Business / Talking Business

Live-streaming apps only add to boredom of urban life

By Li Xiang (China Daily) Updated: 2016-06-08 07:58

Live-streaming apps only add to boredom of urban life

A young man makes a live-streaming show of himself at his office. [Chen Zhongqiu/For China Daily]

A young and good-looking woman with a pale skin was eating a slice of pizza in a noisy restaurant and talking about what brand of mascara she was wearing.

A young man was singing cheesy pop songs in his bedroom, pausing from time to time to thank people for offering him virtual gifts and cash-filled electronic red envelopes. He pocketed 3,000 yuan ($457) in less than 30 minutes.

This is the world that exists in the popular live-streaming apps on our mobile phones.

After hearing friends talking about how popular live-streaming apps are and reading news report about how the nascent and yet booming industry has generated wealth and fame, I decided to give them a try.

After I tuned in, I found that I could hardly engage with any of the streams. I kept browsing and switching from video to video, hoping to find something interesting or meaningful. Disappointed, I found that the content was often boring, meaningless and seedy.

But what is substantial is the money-making phenomenon.

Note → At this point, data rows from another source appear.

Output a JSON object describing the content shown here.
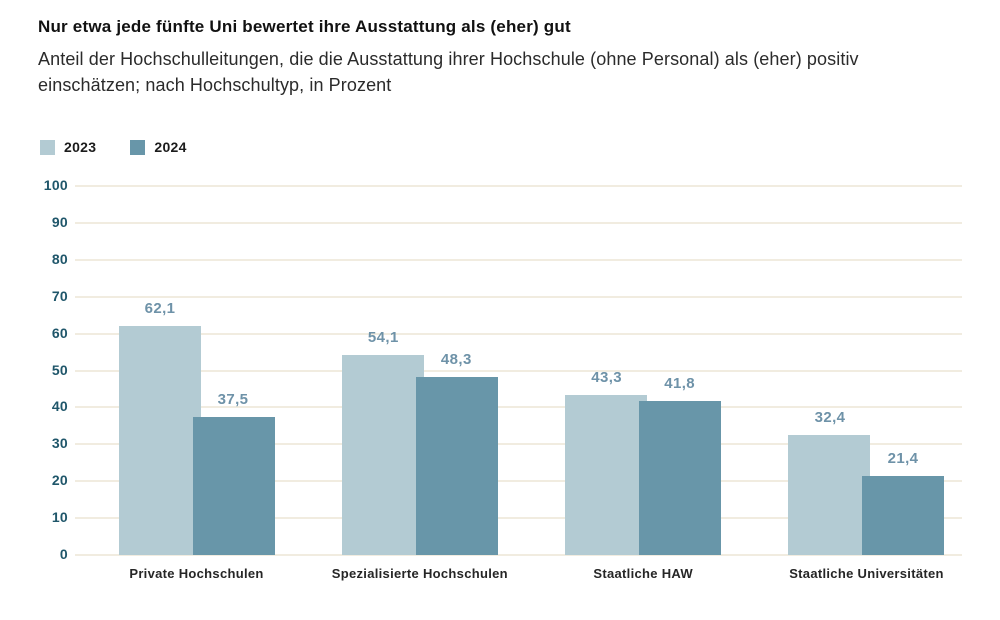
{
  "header": {
    "title": "Nur etwa jede fünfte Uni bewertet ihre Ausstattung als (eher) gut",
    "subtitle": "Anteil der Hochschulleitungen, die die Ausstattung ihrer Hochschule (ohne Personal) als (eher) positiv einschätzen; nach Hochschultyp, in Prozent"
  },
  "legend": {
    "items": [
      {
        "label": "2023",
        "color": "#b3cbd3"
      },
      {
        "label": "2024",
        "color": "#6896a9"
      }
    ]
  },
  "colors": {
    "series_2023": "#b3cbd3",
    "series_2024": "#6896a9",
    "value_label": "#6e92a8",
    "y_axis_label": "#1f566a",
    "gridline": "#f1ece0",
    "title_text": "#111111",
    "subtitle_text": "#2b2b2b",
    "category_label": "#262626"
  },
  "chart_data": {
    "type": "bar",
    "title": "Nur etwa jede fünfte Uni bewertet ihre Ausstattung als (eher) gut",
    "subtitle": "Anteil der Hochschulleitungen, die die Ausstattung ihrer Hochschule (ohne Personal) als (eher) positiv einschätzen; nach Hochschultyp, in Prozent",
    "categories": [
      "Private Hochschulen",
      "Spezialisierte Hochschulen",
      "Staatliche HAW",
      "Staatliche Universitäten"
    ],
    "series": [
      {
        "name": "2023",
        "color": "#b3cbd3",
        "values": [
          62.1,
          54.1,
          43.3,
          32.4
        ],
        "value_labels": [
          "62,1",
          "54,1",
          "43,3",
          "32,4"
        ]
      },
      {
        "name": "2024",
        "color": "#6896a9",
        "values": [
          37.5,
          48.3,
          41.8,
          21.4
        ],
        "value_labels": [
          "37,5",
          "48,3",
          "41,8",
          "21,4"
        ]
      }
    ],
    "xlabel": "",
    "ylabel": "",
    "ylim": [
      0,
      100
    ],
    "yticks": [
      0,
      10,
      20,
      30,
      40,
      50,
      60,
      70,
      80,
      90,
      100
    ],
    "grid": true,
    "bar_style": "overlapping-pairs",
    "legend_position": "top-left",
    "value_decimal_separator": ","
  }
}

Many of the hosts with millions of subscribers have turned into cyberspace stars and they could effortlessly draw hundreds of thousand viewers for a real-time night show.

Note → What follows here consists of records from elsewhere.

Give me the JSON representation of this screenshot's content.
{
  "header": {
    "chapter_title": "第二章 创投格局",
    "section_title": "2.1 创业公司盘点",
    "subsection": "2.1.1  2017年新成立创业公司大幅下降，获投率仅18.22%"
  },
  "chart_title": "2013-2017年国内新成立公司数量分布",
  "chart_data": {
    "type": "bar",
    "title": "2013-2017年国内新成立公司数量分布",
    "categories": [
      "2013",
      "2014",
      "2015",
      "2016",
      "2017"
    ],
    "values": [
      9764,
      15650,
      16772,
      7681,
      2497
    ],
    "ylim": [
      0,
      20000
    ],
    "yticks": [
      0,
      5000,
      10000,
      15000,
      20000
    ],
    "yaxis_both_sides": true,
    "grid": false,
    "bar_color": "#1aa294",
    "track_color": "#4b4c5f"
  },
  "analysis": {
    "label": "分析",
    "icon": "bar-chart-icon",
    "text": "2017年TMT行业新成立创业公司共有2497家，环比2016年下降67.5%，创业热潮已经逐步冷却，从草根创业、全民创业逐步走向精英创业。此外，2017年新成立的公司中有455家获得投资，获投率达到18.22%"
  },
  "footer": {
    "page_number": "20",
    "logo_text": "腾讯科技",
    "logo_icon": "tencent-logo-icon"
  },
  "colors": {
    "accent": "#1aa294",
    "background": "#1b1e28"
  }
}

Virtual gifting is one key to their success. Users of the apps could offer their favorite streamers virtual presents such as an image of a flower or a fancy Maserati, which can be converted into cash. The app companies and the site operators would get a hefty portion of the money.

The commercial effect has also drawn celebrities and star entrepreneurs to the industry. They take advantage of the apps to create celebrity-at-home appearances so that they can draw themselves closer to their fans and promote their businesses.

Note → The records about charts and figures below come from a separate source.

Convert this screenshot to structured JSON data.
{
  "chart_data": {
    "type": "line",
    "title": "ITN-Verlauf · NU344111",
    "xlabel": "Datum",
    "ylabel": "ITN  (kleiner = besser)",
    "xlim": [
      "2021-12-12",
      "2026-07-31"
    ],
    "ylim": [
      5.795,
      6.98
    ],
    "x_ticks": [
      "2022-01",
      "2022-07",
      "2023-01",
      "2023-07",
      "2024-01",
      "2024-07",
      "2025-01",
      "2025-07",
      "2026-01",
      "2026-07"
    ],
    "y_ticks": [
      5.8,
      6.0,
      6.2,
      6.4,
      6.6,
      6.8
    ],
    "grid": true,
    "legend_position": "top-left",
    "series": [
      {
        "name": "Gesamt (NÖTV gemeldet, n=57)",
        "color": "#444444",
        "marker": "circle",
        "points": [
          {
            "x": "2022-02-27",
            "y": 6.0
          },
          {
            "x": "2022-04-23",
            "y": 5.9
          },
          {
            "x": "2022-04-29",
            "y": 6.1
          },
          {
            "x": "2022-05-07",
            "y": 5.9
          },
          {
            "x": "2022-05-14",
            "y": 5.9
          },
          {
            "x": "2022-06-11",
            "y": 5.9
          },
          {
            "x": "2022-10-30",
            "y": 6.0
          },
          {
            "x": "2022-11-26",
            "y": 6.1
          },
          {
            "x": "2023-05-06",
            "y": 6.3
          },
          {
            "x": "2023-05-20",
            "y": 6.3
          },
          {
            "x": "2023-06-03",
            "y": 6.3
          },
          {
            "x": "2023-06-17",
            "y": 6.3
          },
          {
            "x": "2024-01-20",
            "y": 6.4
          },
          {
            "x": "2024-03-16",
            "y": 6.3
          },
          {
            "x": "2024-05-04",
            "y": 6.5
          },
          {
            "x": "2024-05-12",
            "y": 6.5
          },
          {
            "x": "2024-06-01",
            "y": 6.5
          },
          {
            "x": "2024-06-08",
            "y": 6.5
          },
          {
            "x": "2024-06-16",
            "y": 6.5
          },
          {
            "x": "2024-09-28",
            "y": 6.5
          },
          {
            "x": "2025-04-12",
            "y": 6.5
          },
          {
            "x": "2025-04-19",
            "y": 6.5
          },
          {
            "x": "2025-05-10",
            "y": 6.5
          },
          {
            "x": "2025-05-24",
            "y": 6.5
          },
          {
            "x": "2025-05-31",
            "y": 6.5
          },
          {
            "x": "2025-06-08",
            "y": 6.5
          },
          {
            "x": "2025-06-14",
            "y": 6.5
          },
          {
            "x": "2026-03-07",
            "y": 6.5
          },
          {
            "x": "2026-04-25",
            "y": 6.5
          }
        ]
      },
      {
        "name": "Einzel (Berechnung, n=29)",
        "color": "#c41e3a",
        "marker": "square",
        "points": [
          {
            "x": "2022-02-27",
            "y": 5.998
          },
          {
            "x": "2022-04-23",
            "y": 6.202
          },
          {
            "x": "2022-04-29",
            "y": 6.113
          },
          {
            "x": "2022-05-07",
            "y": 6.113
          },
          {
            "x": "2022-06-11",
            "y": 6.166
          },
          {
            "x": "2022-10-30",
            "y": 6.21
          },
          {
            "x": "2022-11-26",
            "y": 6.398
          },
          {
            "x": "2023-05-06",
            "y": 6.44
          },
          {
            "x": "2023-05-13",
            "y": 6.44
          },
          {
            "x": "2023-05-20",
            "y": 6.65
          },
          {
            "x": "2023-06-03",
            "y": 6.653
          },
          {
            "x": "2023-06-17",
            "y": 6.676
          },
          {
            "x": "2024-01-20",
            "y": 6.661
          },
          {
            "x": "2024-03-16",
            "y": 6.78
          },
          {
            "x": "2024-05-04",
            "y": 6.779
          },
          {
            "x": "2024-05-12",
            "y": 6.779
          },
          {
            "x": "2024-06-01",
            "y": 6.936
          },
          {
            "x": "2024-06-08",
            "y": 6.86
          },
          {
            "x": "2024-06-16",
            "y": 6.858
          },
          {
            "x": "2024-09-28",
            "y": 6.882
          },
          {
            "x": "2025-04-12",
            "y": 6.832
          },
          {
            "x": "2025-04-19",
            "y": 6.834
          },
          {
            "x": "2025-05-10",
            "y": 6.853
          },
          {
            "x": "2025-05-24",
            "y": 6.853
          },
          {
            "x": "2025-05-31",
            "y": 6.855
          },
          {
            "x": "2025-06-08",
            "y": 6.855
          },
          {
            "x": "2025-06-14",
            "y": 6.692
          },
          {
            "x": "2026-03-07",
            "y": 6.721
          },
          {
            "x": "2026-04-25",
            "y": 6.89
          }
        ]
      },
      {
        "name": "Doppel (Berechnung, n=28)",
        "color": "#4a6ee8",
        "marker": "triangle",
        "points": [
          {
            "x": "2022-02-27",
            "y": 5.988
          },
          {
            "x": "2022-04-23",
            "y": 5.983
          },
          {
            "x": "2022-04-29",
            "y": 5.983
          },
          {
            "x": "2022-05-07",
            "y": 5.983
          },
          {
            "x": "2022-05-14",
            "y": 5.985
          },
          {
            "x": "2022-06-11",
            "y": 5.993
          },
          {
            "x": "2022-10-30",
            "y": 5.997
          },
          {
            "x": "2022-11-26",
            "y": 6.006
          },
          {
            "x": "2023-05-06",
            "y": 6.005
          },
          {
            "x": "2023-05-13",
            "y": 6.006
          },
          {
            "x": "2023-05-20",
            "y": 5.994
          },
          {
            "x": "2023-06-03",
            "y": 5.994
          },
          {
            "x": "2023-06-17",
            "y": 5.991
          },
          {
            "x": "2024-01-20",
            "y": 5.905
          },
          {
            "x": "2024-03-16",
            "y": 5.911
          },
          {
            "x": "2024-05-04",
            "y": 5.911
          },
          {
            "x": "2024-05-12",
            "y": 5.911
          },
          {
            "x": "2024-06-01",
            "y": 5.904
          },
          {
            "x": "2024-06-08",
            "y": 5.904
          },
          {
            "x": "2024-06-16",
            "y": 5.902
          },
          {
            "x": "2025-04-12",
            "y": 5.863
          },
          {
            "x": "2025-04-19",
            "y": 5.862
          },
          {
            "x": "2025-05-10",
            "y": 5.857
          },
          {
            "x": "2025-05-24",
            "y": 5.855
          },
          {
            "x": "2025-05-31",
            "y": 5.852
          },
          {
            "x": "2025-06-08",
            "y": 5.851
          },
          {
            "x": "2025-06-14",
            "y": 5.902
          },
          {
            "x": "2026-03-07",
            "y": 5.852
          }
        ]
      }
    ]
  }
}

The fact that there are more than 200 live-streaming apps in the Chinese market shows how popular the industry is. Most of them emulated the Twitter Inc-owned Periscope. The valuations of some apps have exceeded $1 billion.

Despite the commercial success, I am still quite skeptical about live-streaming apps. Their proliferation reveals a sadder part of our life: While technology seems to shrink the world we live in, the mania for live streamers reveals how boring and lonely our urban life is.

One extreme case is that a pretty young woman drew hundred of thousands of viewers by live streaming her sleep.

The apps allow people to peek into the lives of total strangers regardless of their location and with little cost. They change our definition for privacy. They quench the thirst for a type of social interaction that would often create anxiety in the real world.

The apps have also sparked controversy for pornographic content and copyright infringement. So, the industry is already under stricter government scrutiny.

Technology can be both problem and solution. And I kept trying to think of a good use case for live-streaming apps.

It would be cool if I could randomly tune in a video and find someone live-streaming his or her travel to Antarctica or the magnificent pyramids in Egypt. I would also find it fascinating if a NASA astronaut made live broadcasts from the space.

But before any of that appears, I have already started deleting these apps. I thought they would add an interesting aspect to my life, but so far they only ended up making me feel so bored and overwhelmed.